5. Omicron Fears Lessen As Americans Are Ready For Travel 

According to a report by Destination Analysts, almost 82% of American people surveyed said they felt ready to travel, suggesting that people are no longer so worried about the variants, and are ready to put the fears behind them. 

Over 92% of respondents said they will be taking at least one trip in the next year, and more than three-quarters said they’ve dreamed about, and planned, travel in the last week.

“Travel sentiment recovered very quickly,” said Erin Francis-Cummings, President and CEO of Destination Analysts. “The ready-to-go mindset is essentially the highest it’s been,” she added. 

Full Story: CNBC 

6. UK Travelers More Likely To Use Travel Agents

The Flight Centre UK’s 2022 trends report shows that British people are more likely to book trips through a travel agent now than ever before. 

‘The Travel Agent is King’ was the main takeaway from the report which looked into the impact the pandemic has had on the booking and travel behavior of British travelers.

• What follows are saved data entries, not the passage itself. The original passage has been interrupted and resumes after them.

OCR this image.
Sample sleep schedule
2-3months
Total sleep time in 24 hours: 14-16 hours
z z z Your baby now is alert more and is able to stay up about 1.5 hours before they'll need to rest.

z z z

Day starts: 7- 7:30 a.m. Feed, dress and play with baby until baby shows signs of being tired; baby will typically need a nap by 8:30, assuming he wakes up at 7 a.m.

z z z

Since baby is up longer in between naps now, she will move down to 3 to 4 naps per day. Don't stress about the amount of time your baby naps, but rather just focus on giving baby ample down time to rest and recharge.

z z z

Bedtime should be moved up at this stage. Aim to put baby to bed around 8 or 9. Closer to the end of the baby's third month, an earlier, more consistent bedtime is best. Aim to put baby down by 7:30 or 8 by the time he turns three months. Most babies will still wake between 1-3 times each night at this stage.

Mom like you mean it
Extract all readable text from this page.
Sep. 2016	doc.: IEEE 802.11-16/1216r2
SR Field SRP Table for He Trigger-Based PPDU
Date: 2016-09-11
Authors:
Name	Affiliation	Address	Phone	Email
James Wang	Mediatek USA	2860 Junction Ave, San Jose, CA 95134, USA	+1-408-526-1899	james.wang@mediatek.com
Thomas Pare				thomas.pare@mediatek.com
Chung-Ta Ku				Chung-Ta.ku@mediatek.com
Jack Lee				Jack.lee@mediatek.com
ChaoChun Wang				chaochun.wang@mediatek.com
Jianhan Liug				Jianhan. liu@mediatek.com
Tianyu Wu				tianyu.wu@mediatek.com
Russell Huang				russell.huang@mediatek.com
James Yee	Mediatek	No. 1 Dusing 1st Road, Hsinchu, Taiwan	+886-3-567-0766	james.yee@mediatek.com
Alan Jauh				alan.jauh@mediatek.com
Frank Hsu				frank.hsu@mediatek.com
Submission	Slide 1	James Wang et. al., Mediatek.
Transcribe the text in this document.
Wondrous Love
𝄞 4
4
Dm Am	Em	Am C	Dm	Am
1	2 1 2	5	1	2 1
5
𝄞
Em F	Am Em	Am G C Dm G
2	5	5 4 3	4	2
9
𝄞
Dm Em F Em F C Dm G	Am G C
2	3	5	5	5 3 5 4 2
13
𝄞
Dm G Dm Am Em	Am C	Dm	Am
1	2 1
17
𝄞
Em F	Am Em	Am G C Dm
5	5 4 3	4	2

The report showed that 54% of people surveyed said they felt happier using a travel agent, rather than booking vacations themselves, because it gives them ‘peace of mind to travel knowing an expert has their back’. 

"Pandemic-era travel requires more emphasis on pre-departure planning than ever before. Add to that, unexpected changes and cancelations due to outbreaks, reduced airline capacity and scaled-down airline staff, it makes having a one-stop-shop service with a travel agent invaluable," the report states. 

Full Story: TTG Media 

7. Loyalty Schemes In For A Tweak!

According to the 2022 American Hotel and Lodging Association State of the Industry report, loyalty programs are due for a makeover, as COVID-19 has mixed up hotels’ guest mixes significantly. 

Loyalty schemes are good for driving revenue and giving hoteliers a direct line of communication to  their customers. But, times have changed and so now it’s time for loyalty programs to change with them, it seems. 

The report, published at the end of January, states: "With high-volume business travel down, traditional loyalty programs no longer make sense. The most effective loyalty programs will offer more personalized rewards that meet the needs of occasional business travelers and leisure travelers, as well." 

Cindy Estis Green, CEO of Kalibri Labs, said loyalty programs ‘have a dramatic effect on retaining customers, because a lot of the convenience is built within the apps -- mobile check-in, keyless entry -- those kinds of things are driven by being a member of the loyalty program’.